After Kick posted more than 350 photographs on his Web site, the Defense Department barred the further release of the photographs to media outlets.
"They're not happy with the release of the photos," Dover Air Force base spokesman Col. Jon Anderson said.
CBS News Correspondent Peter King reports President Bush has seen the photographs and the White House says he "was moved."
The photos were taken at the Dover base — home to the mortuary — and most of the images are of flag-draped cases used by the military to transport remains.
At a rally in Dover last month, war protesters criticized Mr. Bush for continuing the practice of previous administrations of not allowing the public or media to witness the arrival of remains at the base.
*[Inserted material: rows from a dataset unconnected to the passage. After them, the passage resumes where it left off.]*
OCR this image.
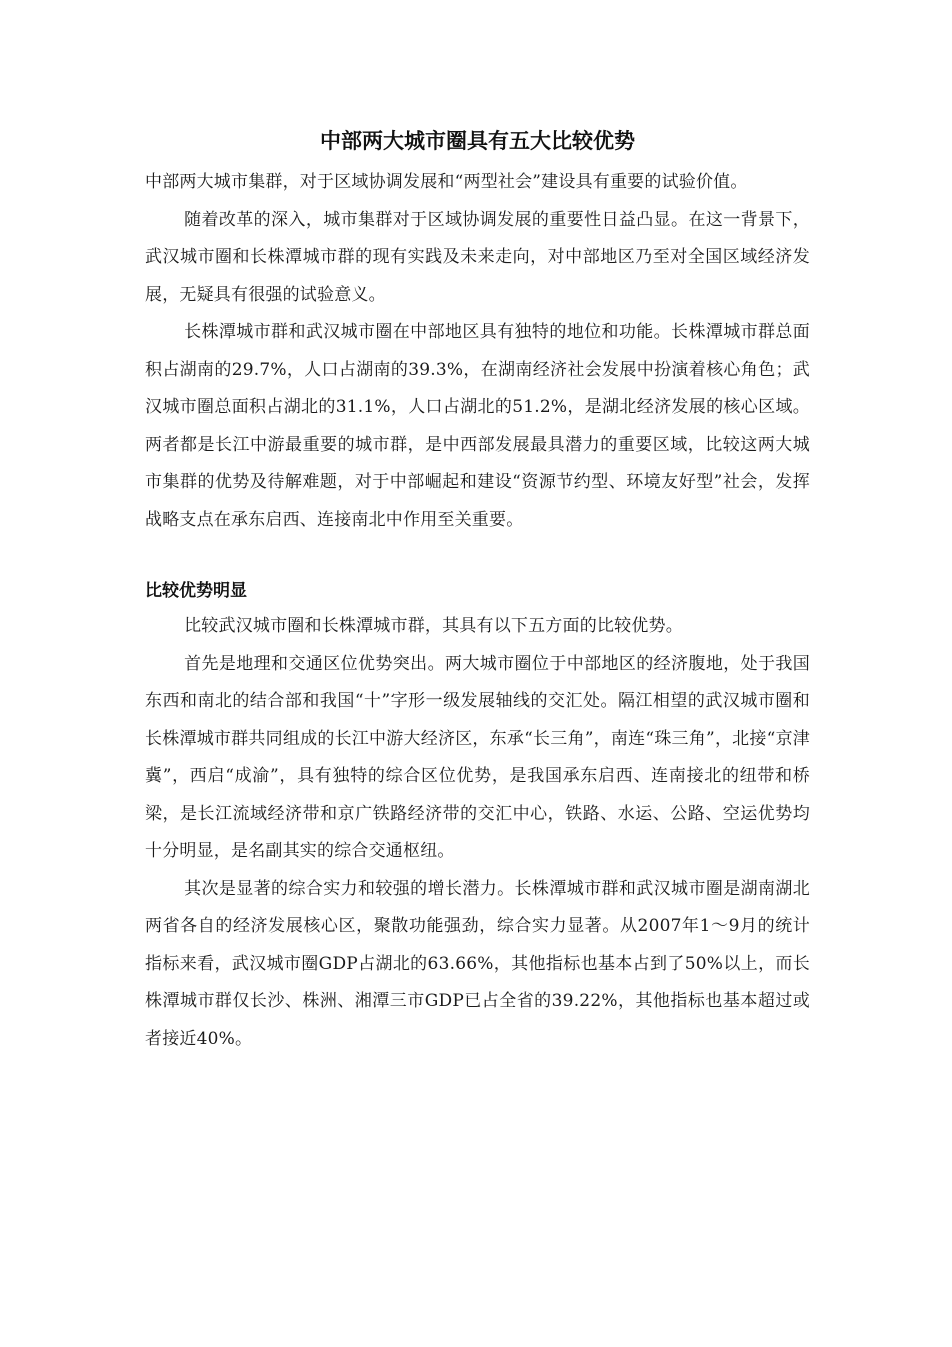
中部两大城市圈具有五大比较优势

中部两大城市集群，对于区域协调发展和“两型社会”建设具有重要的试验价值。

随着改革的深入，城市集群对于区域协调发展的重要性日益凸显。在这一背景下，武汉城市圈和长株潭城市群的现有实践及未来走向，对中部地区乃至对全国区域经济发展，无疑具有很强的试验意义。

长株潭城市群和武汉城市圈在中部地区具有独特的地位和功能。长株潭城市群总面积占湖南的29.7%，人口占湖南的39.3%，在湖南经济社会发展中扮演着核心角色；武汉城市圈总面积占湖北的31.1%，人口占湖北的51.2%，是湖北经济发展的核心区域。两者都是长江中游最重要的城市群，是中西部发展最具潜力的重要区域，比较这两大城市集群的优势及待解难题，对于中部崛起和建设“资源节约型、环境友好型”社会，发挥战略支点在承东启西、连接南北中作用至关重要。

比较优势明显

比较武汉城市圈和长株潭城市群，其具有以下五方面的比较优势。

首先是地理和交通区位优势突出。两大城市圈位于中部地区的经济腹地，处于我国东西和南北的结合部和我国“十”字形一级发展轴线的交汇处。隔江相望的武汉城市圈和长株潭城市群共同组成的长江中游大经济区，东承“长三角”，南连“珠三角”，北接“京津冀”，西启“成渝”，具有独特的综合区位优势，是我国承东启西、连南接北的纽带和桥梁，是长江流域经济带和京广铁路经济带的交汇中心，铁路、水运、公路、空运优势均十分明显，是名副其实的综合交通枢纽。

其次是显著的综合实力和较强的增长潜力。长株潭城市群和武汉城市圈是湖南湖北两省各自的经济发展核心区，聚散功能强劲，综合实力显著。从2007年1～9月的统计指标来看，武汉城市圈GDP占湖北的63.66%，其他指标也基本占到了50%以上，而长株潭城市群仅长沙、株洲、湘潭三市GDP已占全省的39.22%，其他指标也基本超过或者接近40%。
"We need to stop hiding the deaths of our young; we need to be open about their deaths," said Jane Bright of West Hills, Calif., whose 24-year-old son, Evan Ashcraft, was killed in combat in July.
The Pentagon move came a day after a cargo worker was fired by a military contractor after her photograph of flag-draped remains was published on the front page of Sunday editions of The Seattle Times.
Tami Silicio, 50, was fired by Maytag Aircraft Corp. on Wednesday after military officials raised concerns about the photograph taken in Kuwait, said William L. Silva, Maytag president.
Silicio took the photograph in a cargo plane about to depart from Kuwait International Airport earlier this month. She sent the photo to a stateside friend who provided it to the newspaper, which then obtained permission from Silicio to publish it.
"As a journalist, I tend to resist any sort of government restrictions on our access," said David Boardman of the Seattle Times. "When we're talking about fighting a war, I think most journalists and the public would agree that they want to see what's going on."
On NBC, Republican Sen. Lindsey Graham of South Carolina agreed with the policy banning photos from Dover because "there's no ceremony held; it's a caretaking event."
But Democratic Rep. Jim McDermott of Washington, who served in the Navy during the Vietnam War, said photos of caskets coming home from Vietnam had a tremendous impact on the way Americans came to view that war.
"As people began to see the reality of it and see the 55,000 people who were killed coming back in body bags, they became more and more upset by the war," he said. "This is not about privacy. This is about trying to keep the country from facing the reality of war."
According to the Washington Post, the Pentagon imposed the ban on images at Dover shortly before the invasion of Iraq last March, saying it continued an order from the Clinton administration in November 2000.
That 2000 directive mirrored a ban imposed in 1991, at the time of the Persian Gulf War. After the late 1989 invasion of Panama, the first President Bush complained about an incident in which three television networks (including CBS) broadcast split-screen images of the president speaking and coffins arriving at Dover. The president's remarks during the coffins' arrival were jocular, The New York Times reported.